L’importance des débats n’est pas moindre sur les plans respectivement social et politique. Retenons, parmi les multiples directions dans lesquelles rayonne l’enquête, que la pratique, socialement ciblée, est d’abord le fait de la frange libérale de l’aristocratie. On prélèvera volontiers de la matière variolique sur un pauvre pour en instiller une forme artificielle aux puissants. Si le geste demeure réservé aux sphères supérieures, il se répand néanmoins plus largement en 1774 après la mort de Louis XV, qui succombe de la variole, et l’inoculation de son successeur. Mais, nouveau retournement, Louis XVI, une fois inoculé, se voit réduit à son corps mortel ; c’est un sang désormais impur qui coule dans ses veines. En outre, le geste de l’inoculateur n’est pas très différent d’un crime de lèse-majesté et peut rappeler le coup de canif de Damiens sur Louis XV en 1757. La guillotine en 1793 sera une autre lancette.

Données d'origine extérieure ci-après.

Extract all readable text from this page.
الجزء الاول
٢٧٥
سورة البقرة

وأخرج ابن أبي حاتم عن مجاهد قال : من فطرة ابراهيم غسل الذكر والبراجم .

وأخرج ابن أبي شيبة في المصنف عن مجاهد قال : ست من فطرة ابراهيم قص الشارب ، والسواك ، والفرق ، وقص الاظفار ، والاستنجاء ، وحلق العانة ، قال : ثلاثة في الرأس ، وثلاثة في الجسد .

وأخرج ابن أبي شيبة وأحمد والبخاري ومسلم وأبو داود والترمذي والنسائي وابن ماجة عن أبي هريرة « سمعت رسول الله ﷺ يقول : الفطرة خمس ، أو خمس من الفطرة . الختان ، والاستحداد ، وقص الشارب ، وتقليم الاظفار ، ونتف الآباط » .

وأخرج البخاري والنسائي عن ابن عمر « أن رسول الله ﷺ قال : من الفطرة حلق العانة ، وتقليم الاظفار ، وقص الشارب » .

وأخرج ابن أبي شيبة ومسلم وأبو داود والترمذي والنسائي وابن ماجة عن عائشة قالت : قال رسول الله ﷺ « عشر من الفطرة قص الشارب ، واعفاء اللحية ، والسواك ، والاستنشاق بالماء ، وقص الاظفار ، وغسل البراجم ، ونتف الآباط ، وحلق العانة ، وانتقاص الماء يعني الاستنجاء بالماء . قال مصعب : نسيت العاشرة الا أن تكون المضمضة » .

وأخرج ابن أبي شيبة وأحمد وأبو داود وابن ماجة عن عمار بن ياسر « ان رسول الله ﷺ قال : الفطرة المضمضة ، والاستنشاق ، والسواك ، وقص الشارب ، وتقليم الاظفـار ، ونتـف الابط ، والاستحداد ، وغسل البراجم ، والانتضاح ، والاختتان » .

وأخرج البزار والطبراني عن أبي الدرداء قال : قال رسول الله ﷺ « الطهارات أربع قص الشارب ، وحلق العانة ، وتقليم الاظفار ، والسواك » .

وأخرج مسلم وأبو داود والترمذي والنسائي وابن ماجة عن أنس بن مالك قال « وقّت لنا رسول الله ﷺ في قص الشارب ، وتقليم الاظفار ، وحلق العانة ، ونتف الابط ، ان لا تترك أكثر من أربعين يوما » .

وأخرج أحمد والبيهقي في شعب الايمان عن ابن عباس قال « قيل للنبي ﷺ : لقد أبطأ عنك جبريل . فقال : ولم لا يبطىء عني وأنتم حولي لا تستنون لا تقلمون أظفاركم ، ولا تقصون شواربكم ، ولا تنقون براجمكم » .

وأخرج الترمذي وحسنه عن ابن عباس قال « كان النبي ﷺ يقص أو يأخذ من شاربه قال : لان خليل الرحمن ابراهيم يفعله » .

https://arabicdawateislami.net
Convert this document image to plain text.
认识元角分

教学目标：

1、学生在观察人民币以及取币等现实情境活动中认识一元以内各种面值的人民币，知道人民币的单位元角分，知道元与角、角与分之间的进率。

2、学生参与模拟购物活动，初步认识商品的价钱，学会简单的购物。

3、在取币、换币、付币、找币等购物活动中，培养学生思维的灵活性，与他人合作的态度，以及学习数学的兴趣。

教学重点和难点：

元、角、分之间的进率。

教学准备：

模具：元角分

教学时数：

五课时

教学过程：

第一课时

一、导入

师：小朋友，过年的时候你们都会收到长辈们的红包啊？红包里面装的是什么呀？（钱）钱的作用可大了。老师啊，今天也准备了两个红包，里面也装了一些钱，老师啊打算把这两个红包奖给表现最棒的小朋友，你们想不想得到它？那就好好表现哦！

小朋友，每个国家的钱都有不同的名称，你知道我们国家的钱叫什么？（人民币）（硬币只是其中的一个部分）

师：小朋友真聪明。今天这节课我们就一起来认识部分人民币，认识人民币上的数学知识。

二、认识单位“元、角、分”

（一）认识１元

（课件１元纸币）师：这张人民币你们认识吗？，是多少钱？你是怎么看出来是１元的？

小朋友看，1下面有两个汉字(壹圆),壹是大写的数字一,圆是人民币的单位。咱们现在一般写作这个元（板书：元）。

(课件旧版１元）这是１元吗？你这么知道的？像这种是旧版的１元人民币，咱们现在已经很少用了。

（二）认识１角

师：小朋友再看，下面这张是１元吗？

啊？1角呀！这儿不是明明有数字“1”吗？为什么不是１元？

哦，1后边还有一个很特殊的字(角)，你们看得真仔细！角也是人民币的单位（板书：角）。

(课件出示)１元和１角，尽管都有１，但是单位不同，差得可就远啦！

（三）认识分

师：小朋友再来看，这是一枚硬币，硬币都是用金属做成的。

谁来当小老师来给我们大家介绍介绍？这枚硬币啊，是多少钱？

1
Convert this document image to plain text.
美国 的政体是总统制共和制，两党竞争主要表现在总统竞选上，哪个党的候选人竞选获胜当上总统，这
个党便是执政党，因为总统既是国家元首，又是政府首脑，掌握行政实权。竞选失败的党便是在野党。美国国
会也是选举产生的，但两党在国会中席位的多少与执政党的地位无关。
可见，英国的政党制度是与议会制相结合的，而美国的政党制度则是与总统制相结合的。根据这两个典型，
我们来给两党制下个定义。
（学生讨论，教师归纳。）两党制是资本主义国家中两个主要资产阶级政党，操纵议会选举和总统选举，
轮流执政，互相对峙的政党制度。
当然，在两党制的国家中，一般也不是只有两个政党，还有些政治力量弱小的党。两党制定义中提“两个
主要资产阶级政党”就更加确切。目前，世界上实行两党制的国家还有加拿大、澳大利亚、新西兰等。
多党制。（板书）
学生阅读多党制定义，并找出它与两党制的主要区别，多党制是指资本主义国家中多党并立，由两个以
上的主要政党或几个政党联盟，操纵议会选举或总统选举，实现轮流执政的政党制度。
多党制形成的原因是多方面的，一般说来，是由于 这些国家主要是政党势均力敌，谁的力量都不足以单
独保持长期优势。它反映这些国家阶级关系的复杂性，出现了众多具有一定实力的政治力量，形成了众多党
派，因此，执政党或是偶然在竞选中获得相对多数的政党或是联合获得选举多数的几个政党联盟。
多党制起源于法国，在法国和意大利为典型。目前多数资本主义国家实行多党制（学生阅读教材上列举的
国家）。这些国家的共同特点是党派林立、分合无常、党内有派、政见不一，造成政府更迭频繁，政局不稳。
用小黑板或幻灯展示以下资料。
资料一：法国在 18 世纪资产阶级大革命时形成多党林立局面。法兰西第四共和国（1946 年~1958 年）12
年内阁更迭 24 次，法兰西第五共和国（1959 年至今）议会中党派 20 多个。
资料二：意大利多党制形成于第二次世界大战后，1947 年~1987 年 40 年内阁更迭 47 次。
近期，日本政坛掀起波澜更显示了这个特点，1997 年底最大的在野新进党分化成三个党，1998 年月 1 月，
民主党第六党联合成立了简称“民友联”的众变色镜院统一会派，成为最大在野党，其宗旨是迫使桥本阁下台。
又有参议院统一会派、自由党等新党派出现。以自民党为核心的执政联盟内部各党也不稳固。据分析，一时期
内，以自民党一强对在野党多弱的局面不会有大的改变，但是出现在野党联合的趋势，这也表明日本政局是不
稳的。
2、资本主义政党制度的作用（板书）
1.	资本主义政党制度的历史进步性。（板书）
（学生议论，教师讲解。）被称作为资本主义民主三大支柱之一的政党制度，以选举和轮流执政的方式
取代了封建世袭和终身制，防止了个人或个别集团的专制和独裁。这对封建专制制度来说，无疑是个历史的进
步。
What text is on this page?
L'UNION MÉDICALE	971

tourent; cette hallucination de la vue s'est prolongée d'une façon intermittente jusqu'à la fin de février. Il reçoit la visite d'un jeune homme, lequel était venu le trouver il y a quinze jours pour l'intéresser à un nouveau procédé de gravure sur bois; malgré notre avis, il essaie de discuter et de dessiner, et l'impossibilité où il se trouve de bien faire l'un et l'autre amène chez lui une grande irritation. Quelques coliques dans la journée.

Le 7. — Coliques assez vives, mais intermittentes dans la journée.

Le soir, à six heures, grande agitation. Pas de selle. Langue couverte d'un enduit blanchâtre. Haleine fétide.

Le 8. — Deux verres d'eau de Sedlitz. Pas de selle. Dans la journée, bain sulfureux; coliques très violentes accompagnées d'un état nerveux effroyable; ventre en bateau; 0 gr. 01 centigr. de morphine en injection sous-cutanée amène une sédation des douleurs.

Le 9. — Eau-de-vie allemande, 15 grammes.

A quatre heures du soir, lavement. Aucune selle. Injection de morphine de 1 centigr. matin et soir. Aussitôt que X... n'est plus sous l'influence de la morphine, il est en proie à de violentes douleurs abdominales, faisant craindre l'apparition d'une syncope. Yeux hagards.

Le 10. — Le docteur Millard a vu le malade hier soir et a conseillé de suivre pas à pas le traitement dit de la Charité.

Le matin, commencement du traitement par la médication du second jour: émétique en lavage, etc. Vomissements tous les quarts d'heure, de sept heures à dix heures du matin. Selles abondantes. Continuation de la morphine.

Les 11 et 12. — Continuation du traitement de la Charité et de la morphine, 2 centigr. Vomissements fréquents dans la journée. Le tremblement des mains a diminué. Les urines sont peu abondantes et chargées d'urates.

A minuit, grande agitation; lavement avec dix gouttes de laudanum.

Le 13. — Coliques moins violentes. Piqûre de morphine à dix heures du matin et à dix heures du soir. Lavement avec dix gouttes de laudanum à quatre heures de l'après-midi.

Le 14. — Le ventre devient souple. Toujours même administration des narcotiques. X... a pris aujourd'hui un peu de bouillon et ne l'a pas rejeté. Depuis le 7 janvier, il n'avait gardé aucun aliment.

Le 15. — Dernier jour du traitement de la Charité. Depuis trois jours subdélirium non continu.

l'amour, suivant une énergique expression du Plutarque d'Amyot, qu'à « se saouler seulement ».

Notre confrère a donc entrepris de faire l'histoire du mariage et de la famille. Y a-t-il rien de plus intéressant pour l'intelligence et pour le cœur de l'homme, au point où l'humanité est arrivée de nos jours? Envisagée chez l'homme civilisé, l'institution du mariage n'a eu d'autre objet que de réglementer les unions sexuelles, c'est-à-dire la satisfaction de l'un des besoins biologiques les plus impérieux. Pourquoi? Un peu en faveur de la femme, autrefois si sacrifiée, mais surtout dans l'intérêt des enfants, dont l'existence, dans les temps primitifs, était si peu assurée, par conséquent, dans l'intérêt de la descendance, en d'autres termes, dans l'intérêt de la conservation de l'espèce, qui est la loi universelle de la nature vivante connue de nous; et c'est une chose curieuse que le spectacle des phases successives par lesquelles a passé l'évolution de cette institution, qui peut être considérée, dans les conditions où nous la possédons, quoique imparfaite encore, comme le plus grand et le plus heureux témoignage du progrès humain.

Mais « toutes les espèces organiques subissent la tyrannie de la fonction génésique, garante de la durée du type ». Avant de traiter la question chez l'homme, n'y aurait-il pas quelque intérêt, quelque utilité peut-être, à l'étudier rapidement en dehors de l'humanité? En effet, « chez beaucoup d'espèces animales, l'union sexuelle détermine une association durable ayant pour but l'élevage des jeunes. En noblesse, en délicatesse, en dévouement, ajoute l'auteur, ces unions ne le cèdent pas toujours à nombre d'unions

L’inoculation, à travers cette enquête, révèle donc les liens troubles qui organisent les relations entre Lumières et progrès. Certes la technique est l’une des actualisations possibles des Lumières. Dans Le Barbier de Séville, Bartholo, le médecin réactionnaire, y voit l’une des manifestations les plus emblématiques du progrès en juxtaposant dans une réplique vengeresse "la liberté de penser, l’attraction, l’inoculation, le quinquina, l’Encyclopédie et les drames". Mais Catriona Seth souligne aussi que l’inoculation a à voir avec l’ombre : importée d’Orient, elle est transmise par les femmes et échappe parfois au contrôle de la rationalité pour alimenter rêveries ou fantasmes.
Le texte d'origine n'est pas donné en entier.